Antes da resposta, um vento impetuoso sopra as nuvens que até então bloqueavam a claridade da lua cheia. O rapaz sente engulhos, geme e cai aos pés da moça.
— O que houve? — diz ela. — Você está bem?
— Ah! — exclama ele, agora com olhos brilhantes e voz cavernosa.
A garota grita, mas é tarde. Diante de nossa incredulidade, o “cara diferente” passa por uma horrível metamorfose. Torna-se lobisomem e começa a perseguir a mocinha por entre as árvores e as sombras. Ao que tudo indica, irá matá-la, esquartejá-la e dilacerá-la.
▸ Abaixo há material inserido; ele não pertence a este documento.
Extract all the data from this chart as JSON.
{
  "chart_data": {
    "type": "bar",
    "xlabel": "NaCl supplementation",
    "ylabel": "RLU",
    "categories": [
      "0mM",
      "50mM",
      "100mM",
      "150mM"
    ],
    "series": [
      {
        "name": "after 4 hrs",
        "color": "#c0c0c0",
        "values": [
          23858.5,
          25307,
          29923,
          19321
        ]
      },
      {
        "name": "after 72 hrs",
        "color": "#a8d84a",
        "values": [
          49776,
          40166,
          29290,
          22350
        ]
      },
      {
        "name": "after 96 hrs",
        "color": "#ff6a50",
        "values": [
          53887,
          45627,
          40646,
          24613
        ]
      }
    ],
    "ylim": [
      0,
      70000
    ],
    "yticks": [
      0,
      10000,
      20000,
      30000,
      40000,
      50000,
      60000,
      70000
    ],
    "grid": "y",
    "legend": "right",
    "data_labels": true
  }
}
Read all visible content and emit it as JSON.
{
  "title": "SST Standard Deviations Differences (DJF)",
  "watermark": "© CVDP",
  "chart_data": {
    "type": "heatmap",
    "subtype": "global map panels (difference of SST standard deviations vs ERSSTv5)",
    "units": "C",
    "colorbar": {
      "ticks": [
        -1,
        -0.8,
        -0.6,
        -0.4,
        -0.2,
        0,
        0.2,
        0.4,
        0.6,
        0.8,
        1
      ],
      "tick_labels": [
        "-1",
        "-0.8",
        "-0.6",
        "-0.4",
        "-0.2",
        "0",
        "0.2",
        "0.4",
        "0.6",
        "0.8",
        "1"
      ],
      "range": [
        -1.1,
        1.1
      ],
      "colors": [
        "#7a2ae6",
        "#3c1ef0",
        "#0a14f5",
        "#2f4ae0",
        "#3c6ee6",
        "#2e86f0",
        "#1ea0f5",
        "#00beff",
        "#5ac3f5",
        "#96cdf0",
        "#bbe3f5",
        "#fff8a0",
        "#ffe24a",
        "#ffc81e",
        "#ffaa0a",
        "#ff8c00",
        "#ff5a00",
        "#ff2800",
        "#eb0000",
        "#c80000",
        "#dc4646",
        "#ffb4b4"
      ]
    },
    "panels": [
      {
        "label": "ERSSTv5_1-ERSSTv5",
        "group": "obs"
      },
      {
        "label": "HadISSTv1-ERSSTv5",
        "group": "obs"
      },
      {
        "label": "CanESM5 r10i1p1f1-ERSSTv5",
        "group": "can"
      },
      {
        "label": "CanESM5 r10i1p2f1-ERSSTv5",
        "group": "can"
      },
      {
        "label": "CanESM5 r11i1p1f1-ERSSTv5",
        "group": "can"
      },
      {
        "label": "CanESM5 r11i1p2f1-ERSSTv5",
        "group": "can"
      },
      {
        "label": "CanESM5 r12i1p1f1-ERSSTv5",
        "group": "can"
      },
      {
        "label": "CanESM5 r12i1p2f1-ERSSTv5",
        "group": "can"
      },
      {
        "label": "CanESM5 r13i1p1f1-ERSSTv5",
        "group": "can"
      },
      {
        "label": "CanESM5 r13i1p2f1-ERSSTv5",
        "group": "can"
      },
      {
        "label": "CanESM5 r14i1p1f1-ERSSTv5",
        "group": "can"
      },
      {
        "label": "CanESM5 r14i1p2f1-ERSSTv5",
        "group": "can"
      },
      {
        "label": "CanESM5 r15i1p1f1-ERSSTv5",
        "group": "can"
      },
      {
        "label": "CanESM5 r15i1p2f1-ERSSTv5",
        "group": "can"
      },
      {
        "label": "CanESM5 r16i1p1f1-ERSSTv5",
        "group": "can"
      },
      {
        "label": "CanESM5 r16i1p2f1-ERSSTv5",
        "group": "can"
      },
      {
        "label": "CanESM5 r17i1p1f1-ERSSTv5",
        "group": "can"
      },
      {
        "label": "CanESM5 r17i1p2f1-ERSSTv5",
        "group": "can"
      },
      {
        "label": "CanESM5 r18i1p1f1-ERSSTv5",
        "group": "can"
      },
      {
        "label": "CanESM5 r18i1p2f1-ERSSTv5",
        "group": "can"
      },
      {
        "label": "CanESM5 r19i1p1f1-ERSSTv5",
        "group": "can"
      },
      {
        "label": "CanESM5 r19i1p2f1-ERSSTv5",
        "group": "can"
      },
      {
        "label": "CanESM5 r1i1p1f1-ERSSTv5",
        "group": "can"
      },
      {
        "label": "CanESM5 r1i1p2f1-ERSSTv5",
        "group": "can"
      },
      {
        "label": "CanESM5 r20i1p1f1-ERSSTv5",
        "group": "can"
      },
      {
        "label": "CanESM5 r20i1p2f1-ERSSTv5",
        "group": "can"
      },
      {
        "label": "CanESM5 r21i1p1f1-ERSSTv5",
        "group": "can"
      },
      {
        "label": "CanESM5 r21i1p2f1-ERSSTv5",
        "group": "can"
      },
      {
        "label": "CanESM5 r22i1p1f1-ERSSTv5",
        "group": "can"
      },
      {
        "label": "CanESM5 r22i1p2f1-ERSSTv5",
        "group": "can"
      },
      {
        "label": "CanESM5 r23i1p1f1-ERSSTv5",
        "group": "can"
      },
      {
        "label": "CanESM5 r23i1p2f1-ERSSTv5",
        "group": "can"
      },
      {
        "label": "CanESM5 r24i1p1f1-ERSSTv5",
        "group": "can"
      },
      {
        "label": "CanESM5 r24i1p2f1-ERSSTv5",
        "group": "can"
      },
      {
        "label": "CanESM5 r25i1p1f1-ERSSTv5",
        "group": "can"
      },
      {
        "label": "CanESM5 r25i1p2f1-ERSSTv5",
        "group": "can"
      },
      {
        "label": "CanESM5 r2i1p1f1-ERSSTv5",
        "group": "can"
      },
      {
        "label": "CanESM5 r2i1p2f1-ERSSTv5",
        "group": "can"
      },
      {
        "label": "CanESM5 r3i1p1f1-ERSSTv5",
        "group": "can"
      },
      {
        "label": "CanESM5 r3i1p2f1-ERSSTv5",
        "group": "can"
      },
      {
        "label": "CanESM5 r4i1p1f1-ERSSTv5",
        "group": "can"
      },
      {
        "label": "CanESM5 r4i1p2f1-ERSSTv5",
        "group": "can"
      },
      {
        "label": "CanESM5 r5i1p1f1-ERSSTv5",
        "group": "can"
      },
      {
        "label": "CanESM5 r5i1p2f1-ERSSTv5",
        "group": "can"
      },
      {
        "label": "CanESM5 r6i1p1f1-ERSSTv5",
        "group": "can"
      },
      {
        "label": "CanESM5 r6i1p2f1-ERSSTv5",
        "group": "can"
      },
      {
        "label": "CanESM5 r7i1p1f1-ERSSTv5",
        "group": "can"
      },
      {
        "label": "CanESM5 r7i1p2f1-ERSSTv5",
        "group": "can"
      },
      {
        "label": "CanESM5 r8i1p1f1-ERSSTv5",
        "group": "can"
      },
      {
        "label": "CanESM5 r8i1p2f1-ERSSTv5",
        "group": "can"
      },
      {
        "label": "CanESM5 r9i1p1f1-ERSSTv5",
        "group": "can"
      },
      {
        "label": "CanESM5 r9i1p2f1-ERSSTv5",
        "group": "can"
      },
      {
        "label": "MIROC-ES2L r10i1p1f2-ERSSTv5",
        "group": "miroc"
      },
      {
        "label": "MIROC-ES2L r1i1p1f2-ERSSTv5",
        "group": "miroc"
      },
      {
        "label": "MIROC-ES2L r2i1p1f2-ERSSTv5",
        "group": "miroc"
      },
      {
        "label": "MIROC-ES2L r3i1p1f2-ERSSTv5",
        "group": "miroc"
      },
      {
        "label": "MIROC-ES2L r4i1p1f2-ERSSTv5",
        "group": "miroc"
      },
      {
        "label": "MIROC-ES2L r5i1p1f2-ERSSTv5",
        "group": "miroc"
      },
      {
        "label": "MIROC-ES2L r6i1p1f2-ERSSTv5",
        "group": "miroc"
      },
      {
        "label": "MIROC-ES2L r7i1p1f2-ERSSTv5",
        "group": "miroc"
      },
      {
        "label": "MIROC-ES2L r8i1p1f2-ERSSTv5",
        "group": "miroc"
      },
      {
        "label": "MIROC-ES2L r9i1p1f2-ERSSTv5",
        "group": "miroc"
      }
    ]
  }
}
Só quem mora em Marte não assistiu ao videoclip acima. É a abertura de Thriller, a marca registrada de Michael Jackson, a quintessência do que sua música representa para o mundo.
No momento mais brilhante de sua carreira, o rei do pop fez questão de mandar uma mensagem subliminar a todos os seus súditos. Chamou atenção para o fato de ser “um cara diferente” antes de se transformar naquela criatura branca e sem nariz que semanalmente aparecia nas revistas de fofoca. Os fãs não tiveram melhor destino. Surpresos com o excesso de plásticas e as histórias de pedofilia, acabaram encarnando a mocinha que desejava um beijo. Foram simbolicamente assassinados, esquartejados e dilacerados.
Doeu em todo mundo. É que o fenômeno Michael Jackson não se reduziu a um mero produto empacotado pela indústria cultural. A despeito dos escândalos e dos fracassos que pesaram sobre o bizarro Peter Pan, muitos passaram a última década lamentando a sua morte. Desde o seu passamento, a sua imagem acumulou um “ganho” extraordinário: Michael morreu como curiosidade e ressuscitou como artista.
Do além-túmulo, o rei do pop recuperou sua majestade.